Standard audio fingerprinting is designed to find exact or near-exact matches of a specific recording (same audio file, same mastering). Trace uses deep neural models to extract semantic embeddings (latents). This allows it to identify matches even if the tempo is changed, the pitch is shifted, a new instrument is used, or the song is re-arranged.

### When should I use `type1` vs. `type2` models?

* **`type1` (Legacy):** Legacy model.
* **`type2` (New Efficient):** New efficient model.

*Note: You must ingest your datasets using the corresponding model (`/ingest/type1` or `/ingest/type2`) before searching with that model.*

### Why are ingestion and search asynchronous?

Processing audio files and computing detailed similarity comparisons are complex computational tasks. To handle requests reliably and efficiently without blocking connection threads, these operations run in the background. They return a `job_id` instantly, allowing you to poll for completion.

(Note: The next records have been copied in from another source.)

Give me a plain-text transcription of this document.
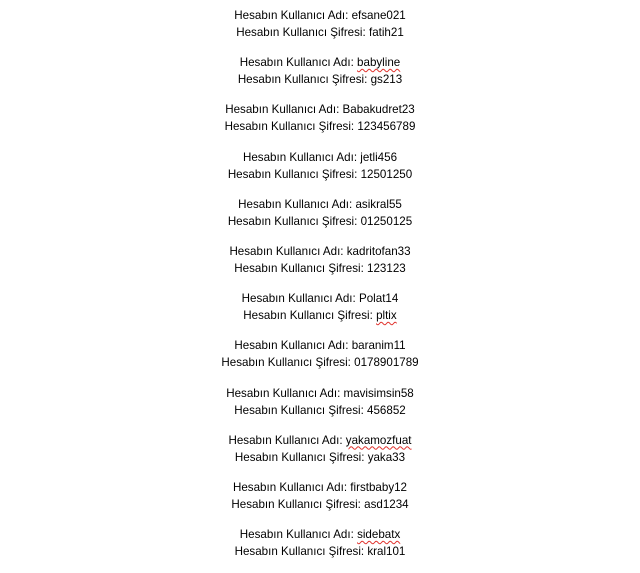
Hesabın Kullanıcı Adı: efsane021
Hesabın Kullanıcı Şifresi: fatih21
Hesabın Kullanıcı Adı: babyline
Hesabın Kullanıcı Şifresi: gs213
Hesabın Kullanıcı Adı: Babakudret23
Hesabın Kullanıcı Şifresi: 123456789
Hesabın Kullanıcı Adı: jetli456
Hesabın Kullanıcı Şifresi: 12501250
Hesabın Kullanıcı Adı: asikral55
Hesabın Kullanıcı Şifresi: 01250125
Hesabın Kullanıcı Adı: kadritofan33
Hesabın Kullanıcı Şifresi: 123123
Hesabın Kullanıcı Adı: Polat14
Hesabın Kullanıcı Şifresi: pltix
Hesabın Kullanıcı Adı: baranim11
Hesabın Kullanıcı Şifresi: 0178901789
Hesabın Kullanıcı Adı: mavisimsin58
Hesabın Kullanıcı Şifresi: 456852
Hesabın Kullanıcı Adı: yakamozfuat
Hesabın Kullanıcı Şifresi: yaka33
Hesabın Kullanıcı Adı: firstbaby12
Hesabın Kullanıcı Şifresi: asd1234
Hesabın Kullanıcı Adı: sidebatx
Hesabın Kullanıcı Şifresi: kral101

### Can I search an audio file directly without creating a dataset?

Yes! A **1:1 Search** allows you to compare a query audio file directly against a candidate audio file by providing their uploaded blob names. However, for **1:N** or **M:N** searches, you must first ingest the candidate files into a dataset. This pre-computes and indexes their features, making future searches near-instantaneous.

### How is billing calculated?

* **Upload, listing, and polling status** are completely free.
* **Ingestion** is billed dynamically based on the audio duration and the specific tasks requested (e.g. track-only vs. full stems).
* **Search** is billed based on the number of comparison pairs (cardinality). For example, a 1:N search is billed for 1 query track × N candidate tracks.

### Is my audio stored permanently?

The audio files uploaded and their processing artifacts are saved, but will be automatically removed after 30 days.